I am confused about whether the equilibrium distribution can always be calculated of a Markov Chain, if it is not, then in what situation can the equilibrium distribution be found out?
Also, for example, if an equilibrium distribution is $\pi = (\pi_0,\pi_1,\pi_2)$ can we say that the limit of the transition matrix is $\begin{pmatrix} \pi_0&\pi_1&\pi_2\\ \pi_0&\pi_1&\pi_2\\ \pi_0&\pi_1&\pi_2\\ \end{pmatrix}$?
Let the transition matrix of the Markov chain be denoted by $P$. There is always an equilibrium distribution. One way to see this is to fix a probability vector $\mu$ and consider the sequence $$\mu_{N} = N^{-1} \sum_{j = 1}^{N} P^{j} \mu.$$ This is a bounded sequence of vectors so it has a convergence subsequence. I leave it to you to check $\lim_{N \to \infty} P\mu_{N} = \lim_{N \to \infty} \mu_{N}$ so that if $\nu = \lim_{N \to \infty} \mu_{N}$, then $P \nu = \nu$.
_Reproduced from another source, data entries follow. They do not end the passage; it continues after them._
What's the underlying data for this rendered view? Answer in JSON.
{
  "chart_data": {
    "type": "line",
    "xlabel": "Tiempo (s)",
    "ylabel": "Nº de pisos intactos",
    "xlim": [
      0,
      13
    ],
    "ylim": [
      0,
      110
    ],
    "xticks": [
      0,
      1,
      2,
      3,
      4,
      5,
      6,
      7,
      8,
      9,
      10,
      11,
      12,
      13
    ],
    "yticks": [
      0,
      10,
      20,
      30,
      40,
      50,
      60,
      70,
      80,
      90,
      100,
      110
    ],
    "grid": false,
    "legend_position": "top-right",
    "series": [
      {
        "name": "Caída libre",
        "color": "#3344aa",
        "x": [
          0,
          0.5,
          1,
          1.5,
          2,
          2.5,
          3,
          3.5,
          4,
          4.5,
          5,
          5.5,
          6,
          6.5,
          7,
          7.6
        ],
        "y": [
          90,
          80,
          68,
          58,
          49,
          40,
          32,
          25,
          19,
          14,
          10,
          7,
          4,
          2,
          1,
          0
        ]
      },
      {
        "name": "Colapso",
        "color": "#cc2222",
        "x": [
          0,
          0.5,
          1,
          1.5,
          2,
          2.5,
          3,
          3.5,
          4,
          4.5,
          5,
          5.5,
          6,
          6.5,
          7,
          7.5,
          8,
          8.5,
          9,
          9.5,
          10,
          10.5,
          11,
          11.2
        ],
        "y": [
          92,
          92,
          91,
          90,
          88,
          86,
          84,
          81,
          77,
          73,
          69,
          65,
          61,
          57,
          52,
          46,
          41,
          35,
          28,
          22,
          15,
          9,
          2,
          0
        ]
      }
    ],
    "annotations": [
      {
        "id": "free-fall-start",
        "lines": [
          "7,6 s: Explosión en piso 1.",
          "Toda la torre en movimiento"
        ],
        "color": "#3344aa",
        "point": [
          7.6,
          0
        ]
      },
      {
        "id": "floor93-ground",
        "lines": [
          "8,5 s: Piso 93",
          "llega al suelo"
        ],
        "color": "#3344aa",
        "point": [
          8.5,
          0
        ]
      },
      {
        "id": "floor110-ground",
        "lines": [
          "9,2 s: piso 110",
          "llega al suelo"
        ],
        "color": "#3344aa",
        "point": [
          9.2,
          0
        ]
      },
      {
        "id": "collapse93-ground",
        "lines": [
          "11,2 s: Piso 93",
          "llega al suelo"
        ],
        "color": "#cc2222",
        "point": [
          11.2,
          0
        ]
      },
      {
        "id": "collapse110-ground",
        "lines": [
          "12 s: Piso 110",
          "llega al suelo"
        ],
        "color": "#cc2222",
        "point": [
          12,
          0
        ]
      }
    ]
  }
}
If $P$ is the transition matrix, the sequence $(P^{n})_{n \in \mathbb{N}}$ need not converge in general. For example, if $P = \left(\begin{array}{c c} 0 & 1 \\ 1 & 0 \end{array}\right)$, then $P^{2n} = \text{Id}$ and $P^{2n + 1} = P$. This is in spite of the fact that there is an equilibrium distribution, namely $\pi = (\frac{1}{2},\frac{1}{2})$. For irreducible finite state Markov chains, the sequence $(P^{n})_{n \in \mathbb{N}}$ converges to the matrix whose columns equal an equilibrium distribution if and only if the chain is aperiodic.
All of this is covered in the first chapter of Levin, Peres, and Wilmer's book Markov Chains and Mixing Times, available at Yuval Peres's website.